Worst: Justin Devenny (0) That is testament to Oliver Glasner and a defence which has conceded fewer goals than every team barring the top two.

Everton

Best: Tim Iroegbunam (+4) It is little wonder David Moyes loves a player who has only been on the pitch for a single conceded Everton goal this season.

Worst: Michael Keane (-3) The manager does also adore apparent Everton jinx Keane, who will probably end up as their top scorer.

Fulham

Best: Harry Wilson (+2) The boy absolutely loves a goal against Brentford.

Worst: Timothy Castagne (-7) That’s really not great. Nor is having the worst PPM (0.29) of any non-Wolves player so far this season. Castagne last featured in a Premier League win in April.

Leeds

Best: Brenden Aaronson (-1) Rodrigo, assisted by Weston McKennie and under the management of Sam Allardyce, scored the last Premier League goal Leeds mustered without Aaronson on the pitch.

Worst: Joe Rodon (-10) One of 23 ever-presents in the Premier League, but the only one foolish enough to play for Leeds.

Liverpool

Worst: Florian Wirtz (-4) It is only by virtue of having played more minutes that Wirtz edges ahead of Conor Bradley and Giorgio Mamardashvili, which neatly underlines how Liverpool have struggled to replace key players in net and at right-back. But those numbers are particularly stark for nine-figure signing Wirtz, who still awaits his first Premier League goal or assist.

Manchester City

Best: Jeremy Doku (+16) Manchester City have not lost a Premier League game Doku has started since March. Liverpool felt the Belgian’s entire wrath and the only players in Europe’s top five leagues with a better personal goal difference all turn out for Bayern Munich.

Worst: John Stones (-1) “The club will decide what is best for John, we will see how he performs,” said Pep Guardiola of a player who “has not had the consistency” in terms of game time due to injuries. And it has shown.

Manchester United

Best: Casemiro (+8) The football undeniably left him but has emphatically returned. The only defeat Manchester United have suffered with Casemiro starting this season was on the opening weekend against Arsenal.

Worst: Manuel Ugarte (-7) That is a remarkable swing which emphasises the significant drop-off in quality between the club’s two foremost holding midfielders. Ugarte – and more specifically Ruben Amorim’s insistence on leaning on the Uruguayan as a perennial substitute – has become one of Manchester United’s biggest problems.

Newcastle

Best: Jacob Murphy (+2) There might be no better, more effective or important Newcastle player than the one Rafael Benitez signed from the Championship eight years ago. And that is damning, no less so because…

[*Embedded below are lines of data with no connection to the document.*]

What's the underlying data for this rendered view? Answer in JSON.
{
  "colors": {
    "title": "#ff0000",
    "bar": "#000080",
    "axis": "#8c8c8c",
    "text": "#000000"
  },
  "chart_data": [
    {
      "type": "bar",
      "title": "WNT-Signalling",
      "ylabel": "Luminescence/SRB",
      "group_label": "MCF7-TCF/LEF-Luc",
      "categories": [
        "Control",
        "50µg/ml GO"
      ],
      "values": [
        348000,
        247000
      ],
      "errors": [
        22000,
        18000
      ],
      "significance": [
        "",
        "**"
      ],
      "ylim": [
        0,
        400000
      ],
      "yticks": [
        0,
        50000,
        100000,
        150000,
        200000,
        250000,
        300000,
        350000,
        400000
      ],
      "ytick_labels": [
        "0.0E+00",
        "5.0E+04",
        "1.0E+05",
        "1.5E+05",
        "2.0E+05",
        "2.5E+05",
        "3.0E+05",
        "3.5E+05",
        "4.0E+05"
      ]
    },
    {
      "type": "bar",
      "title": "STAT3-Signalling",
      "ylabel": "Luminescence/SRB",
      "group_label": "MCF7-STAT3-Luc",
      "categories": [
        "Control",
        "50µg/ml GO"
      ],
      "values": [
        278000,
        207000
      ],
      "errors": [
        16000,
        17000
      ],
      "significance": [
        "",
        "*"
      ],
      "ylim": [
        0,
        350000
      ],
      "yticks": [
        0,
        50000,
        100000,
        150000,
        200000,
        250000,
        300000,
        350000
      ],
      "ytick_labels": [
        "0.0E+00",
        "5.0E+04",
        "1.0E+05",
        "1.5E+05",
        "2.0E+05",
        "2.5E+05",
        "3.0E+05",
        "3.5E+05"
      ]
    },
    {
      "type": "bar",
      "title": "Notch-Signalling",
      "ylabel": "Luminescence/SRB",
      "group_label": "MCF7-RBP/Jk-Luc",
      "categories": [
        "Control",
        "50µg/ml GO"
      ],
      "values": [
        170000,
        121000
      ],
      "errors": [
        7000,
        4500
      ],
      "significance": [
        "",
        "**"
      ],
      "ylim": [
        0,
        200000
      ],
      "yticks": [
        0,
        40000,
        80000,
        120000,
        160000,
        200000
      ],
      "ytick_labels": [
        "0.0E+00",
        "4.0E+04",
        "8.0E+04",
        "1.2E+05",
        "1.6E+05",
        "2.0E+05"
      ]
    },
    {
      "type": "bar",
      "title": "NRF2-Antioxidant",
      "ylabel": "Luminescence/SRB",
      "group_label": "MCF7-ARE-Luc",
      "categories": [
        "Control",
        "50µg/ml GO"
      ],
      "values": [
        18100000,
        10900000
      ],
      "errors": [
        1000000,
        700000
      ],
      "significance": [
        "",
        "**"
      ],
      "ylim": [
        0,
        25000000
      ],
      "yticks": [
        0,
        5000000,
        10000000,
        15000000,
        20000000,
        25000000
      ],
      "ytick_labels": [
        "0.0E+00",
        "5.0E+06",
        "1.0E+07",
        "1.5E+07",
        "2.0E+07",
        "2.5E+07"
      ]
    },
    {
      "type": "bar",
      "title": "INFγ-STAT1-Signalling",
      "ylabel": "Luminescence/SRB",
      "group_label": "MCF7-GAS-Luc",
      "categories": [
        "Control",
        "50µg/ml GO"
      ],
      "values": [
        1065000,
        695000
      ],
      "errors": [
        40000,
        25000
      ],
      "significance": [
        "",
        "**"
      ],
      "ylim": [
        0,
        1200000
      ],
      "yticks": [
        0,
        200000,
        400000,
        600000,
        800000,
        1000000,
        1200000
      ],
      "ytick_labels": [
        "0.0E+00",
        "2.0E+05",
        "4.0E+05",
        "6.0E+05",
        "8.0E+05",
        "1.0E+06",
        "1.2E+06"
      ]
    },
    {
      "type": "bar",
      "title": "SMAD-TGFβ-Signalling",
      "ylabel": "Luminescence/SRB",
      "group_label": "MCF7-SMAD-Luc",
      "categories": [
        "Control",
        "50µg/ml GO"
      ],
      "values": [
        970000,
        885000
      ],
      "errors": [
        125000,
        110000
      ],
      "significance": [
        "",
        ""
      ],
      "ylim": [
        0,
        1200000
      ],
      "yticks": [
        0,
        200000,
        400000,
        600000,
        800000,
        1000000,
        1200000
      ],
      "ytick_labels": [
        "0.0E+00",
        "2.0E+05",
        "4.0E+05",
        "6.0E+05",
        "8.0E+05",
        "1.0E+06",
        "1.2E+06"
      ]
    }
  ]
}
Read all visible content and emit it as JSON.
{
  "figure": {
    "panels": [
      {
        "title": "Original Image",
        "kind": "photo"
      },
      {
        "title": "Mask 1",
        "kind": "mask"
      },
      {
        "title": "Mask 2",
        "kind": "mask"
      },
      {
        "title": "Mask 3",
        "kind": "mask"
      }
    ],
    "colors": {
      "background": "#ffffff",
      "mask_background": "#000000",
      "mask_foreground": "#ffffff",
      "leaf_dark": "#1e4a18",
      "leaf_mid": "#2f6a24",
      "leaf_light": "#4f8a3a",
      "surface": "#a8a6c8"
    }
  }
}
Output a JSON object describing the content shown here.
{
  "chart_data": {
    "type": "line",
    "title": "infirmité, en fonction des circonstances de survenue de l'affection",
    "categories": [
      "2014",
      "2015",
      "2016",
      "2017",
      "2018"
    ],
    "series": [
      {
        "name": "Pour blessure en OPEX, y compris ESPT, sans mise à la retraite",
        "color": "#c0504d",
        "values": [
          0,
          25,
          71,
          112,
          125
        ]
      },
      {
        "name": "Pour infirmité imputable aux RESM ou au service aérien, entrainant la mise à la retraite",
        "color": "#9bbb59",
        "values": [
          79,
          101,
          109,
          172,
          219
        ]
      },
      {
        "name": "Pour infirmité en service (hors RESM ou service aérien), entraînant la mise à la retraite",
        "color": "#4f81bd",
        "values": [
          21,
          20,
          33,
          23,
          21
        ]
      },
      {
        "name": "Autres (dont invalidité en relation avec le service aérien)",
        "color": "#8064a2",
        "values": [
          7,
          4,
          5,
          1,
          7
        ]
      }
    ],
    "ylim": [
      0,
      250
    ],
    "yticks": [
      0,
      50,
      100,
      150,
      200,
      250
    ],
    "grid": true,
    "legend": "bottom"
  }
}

Worst: Anthony Elanga (-5) It does feel like £55m should buy you really rather a lot more. The lack of competition at that price point always was a bit of a red flag.

Nottingham Forest

Best: Taiwo Awoniyi (+1) Labelled “a bit of an unsung hero at times” by Sean Dyche, that could be a union which brings the best out of Awoniyi again.

Worst: Matz Sels, Nico Williams, Nikola Milenkovic and Elliot Anderson (-10) Four ever-presents largely paying for the crimes of Evangelos Marinakis and Ange Postecoglou. Of course one of them is a legitimate £100m talent.

Sunderland

Best: Dan Ballard (+6) That just feels right for 2025’s Radhi Jaidi.

Worst: Jenson Seelt (-2) That’s a fairly harsh reflection of a player who went off through injury at 0-0 of a 3-0 thrashing of West Ham, then played the majority of a 2-0 defeat to Burnley before leaving for Wolfsburg on loan.

Spurs

Best: Guglielmo Vicario (+9) Some doubts remain but Gary Neville reckons “the goalkeeper looks a lot better” and “more solid than he has been” recently.

West Ham

Best: Callum Wilson (+1) West Ham have won two of the three Premier League games Wilson has started this season. Nuno Espirito Santo has seen the light.

Worst: Max Kilman and Jarrod Bowen (-10) Two players whose standing with the West Ham fanbase is pretty much diametrically opposed, but still the Hammers persist with the clearly detrimental Bowen.